Segundo o analista de mercado da Grão Direto, Ruan Sene, os principais estados produtores norte-americanos estão colhendo suas lavouras que, mesmo com perdas certas na produtividade, garantem uma maior oferta entrando no mercado neste momento. Do lado financeiro, é o temor por uma recessão mundial e os recentes aumentos de juros por parte alguns dos Bancos Centrais nacionais que seguram os preços.
ALGODÃO LIDERA AS PERDAS ENTRE AS SOFT COMMODITIES
Na Bolsa de Nova York, quem liderou as baixas foi, mais uma vez, o algodão, que conclui a sexta-feira cedendo mais de 4% entre as posições mais negociadas. O dezembro/22 fecha o dia com 92,54 cents de dólar por libra-peso. Entre os futuros do café e do açúcar, as perdas foram de mais de 1% em ambos os mercados.
"O cenário de forte aversão ao risco por conta do panorama macro leva o mercado a apostar em um menor consumo de matérias primas, como o petróleo. O WTI apresentou uma forte queda de 5,23% e cotado a US$ 78,9 por barril, menor valor desde janeiro de 2022. Visto que o algodão é diretamente afetado pelo movimento do petróleo, o impacto foi forte", explica Bruna Stewart, analista do mercado de algodão da Agrinvest Commodities.
Ainda para o algodão, as vendas semanais para exportação pouco expressivas nos EUA nesta semana, de acordo com dados do USDA (Departamento de Agricultura dos Estados Unidos) divulgados na quinta-feira (22).
"As novas vendas do algodão norte-americano totalizaram 32,4 mil fardos, baixíssimo volume ante a expectativa de 100 a 250 mil. Na semana passada, o montante foi de 71 mil fardos. O motivo é a ausência da China nas compras da pluma americana", complementa Bruna.
Açúcar
Por Jhonatas Simião
Os contratos futuros do açúcar perderam os 18 cents/lb na Bolsa de Nova York nesta sexta-feira, com quedas expressivas sendo registradas também em Londres. Os preços acompanharam a queda do petróleo, além da valorização do dólar sobre o real e informações sobre a oferta.
"Os temores de recessão, novos aumentos nas taxas e a consequente força do dólar superam a tensão geopolítica", disse à Reuters Tamas Varga, analista de petróleo da PVM Oil Associates.
No Brasil, as usinas de cana-de-açúcar têm a opção de produção de açúcar ou etanol, com base no que estiver mais rentável. Com o petróleo em baixa, o biocombustível, um substitutivo da gasolina, tende a sentir impacto também e a produção do adoçante aumenta, elevando a oferta.
Café
Por Virgínia Alves
Apesar dos fundamentos continuarem sólidos e a preocupação com a demanda permanecer no radar, o mercado sentiu a pressão da preocupação com a recessão global nesta sexta.
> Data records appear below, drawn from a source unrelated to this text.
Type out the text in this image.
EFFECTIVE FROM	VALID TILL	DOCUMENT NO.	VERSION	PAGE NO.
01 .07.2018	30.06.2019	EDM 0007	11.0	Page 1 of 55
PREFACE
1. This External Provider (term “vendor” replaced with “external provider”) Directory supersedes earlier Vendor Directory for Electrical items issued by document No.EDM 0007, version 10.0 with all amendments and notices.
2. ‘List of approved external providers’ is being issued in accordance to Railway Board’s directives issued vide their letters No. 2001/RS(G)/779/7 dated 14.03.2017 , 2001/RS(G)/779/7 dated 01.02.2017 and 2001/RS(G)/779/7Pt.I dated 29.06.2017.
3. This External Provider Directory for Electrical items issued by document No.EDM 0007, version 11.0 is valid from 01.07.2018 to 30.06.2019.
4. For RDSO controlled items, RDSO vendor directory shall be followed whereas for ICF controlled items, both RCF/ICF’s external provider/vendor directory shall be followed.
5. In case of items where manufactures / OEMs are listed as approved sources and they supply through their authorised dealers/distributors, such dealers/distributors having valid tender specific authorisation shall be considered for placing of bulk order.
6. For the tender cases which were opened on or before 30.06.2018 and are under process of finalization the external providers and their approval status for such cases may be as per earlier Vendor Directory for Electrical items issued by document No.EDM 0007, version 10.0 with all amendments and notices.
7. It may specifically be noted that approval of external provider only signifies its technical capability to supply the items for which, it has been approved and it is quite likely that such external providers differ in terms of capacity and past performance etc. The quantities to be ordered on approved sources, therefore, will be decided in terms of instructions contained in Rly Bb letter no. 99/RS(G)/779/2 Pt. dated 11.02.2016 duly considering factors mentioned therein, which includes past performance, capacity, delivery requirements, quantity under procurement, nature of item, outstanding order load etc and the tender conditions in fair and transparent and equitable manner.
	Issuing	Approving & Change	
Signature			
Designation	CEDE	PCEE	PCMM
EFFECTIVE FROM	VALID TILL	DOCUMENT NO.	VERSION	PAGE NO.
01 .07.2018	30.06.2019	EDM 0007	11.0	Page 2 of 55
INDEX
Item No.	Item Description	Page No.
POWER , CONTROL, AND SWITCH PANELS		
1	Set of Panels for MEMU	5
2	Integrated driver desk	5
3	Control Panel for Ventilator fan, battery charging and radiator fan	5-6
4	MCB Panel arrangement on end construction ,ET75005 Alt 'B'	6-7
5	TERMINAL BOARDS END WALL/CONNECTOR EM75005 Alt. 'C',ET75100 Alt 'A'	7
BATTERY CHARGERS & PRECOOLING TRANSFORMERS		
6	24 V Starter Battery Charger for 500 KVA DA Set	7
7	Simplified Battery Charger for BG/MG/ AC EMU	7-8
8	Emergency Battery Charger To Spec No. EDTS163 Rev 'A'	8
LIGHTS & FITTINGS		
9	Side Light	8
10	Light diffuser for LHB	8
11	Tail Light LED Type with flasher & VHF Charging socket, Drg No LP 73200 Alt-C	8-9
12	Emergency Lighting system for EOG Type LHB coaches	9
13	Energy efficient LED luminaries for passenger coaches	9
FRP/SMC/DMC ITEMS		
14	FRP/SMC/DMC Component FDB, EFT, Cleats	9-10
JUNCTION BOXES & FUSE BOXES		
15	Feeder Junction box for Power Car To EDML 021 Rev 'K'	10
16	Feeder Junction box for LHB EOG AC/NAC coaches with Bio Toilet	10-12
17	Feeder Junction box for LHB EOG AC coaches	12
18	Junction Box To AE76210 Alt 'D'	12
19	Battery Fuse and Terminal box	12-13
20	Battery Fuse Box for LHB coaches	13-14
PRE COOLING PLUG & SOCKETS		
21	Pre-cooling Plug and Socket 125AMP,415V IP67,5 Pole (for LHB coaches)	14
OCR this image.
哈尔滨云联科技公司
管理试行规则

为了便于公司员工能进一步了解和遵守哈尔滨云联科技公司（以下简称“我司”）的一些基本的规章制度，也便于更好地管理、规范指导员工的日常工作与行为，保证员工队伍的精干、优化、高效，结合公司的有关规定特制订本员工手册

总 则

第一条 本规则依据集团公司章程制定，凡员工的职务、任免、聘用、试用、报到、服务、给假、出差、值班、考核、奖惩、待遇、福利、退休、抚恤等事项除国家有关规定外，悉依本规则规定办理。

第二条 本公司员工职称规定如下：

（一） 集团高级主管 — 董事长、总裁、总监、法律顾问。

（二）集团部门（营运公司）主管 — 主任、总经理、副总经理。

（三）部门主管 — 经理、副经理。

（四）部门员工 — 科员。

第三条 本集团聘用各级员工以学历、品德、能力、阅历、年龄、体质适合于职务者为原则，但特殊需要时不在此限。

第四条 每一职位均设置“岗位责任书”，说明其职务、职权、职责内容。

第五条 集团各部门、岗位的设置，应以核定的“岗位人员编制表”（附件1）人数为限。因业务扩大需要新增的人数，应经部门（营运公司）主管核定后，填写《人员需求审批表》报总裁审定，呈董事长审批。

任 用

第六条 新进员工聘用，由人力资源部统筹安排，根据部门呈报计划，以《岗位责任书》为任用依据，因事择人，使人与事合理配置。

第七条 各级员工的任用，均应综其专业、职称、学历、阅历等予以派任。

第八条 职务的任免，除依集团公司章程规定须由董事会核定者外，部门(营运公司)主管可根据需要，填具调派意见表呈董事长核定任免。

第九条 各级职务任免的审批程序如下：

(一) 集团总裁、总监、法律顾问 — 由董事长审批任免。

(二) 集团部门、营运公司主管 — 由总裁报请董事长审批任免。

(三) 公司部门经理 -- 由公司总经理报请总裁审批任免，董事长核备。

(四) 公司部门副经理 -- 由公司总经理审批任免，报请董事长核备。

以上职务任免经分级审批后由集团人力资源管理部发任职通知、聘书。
Para o café, o mercado entende que a recessão poderia trazer impactos diretamente no consumo da bebida, sobretudo com destaque para os dados da inflação nos Estados Unidos - justamente o maior parceiro comercial do Brasil. Do outro lado, estão as preocupações com o consumo da Europa, destino de boa parte das exportações brasileiras.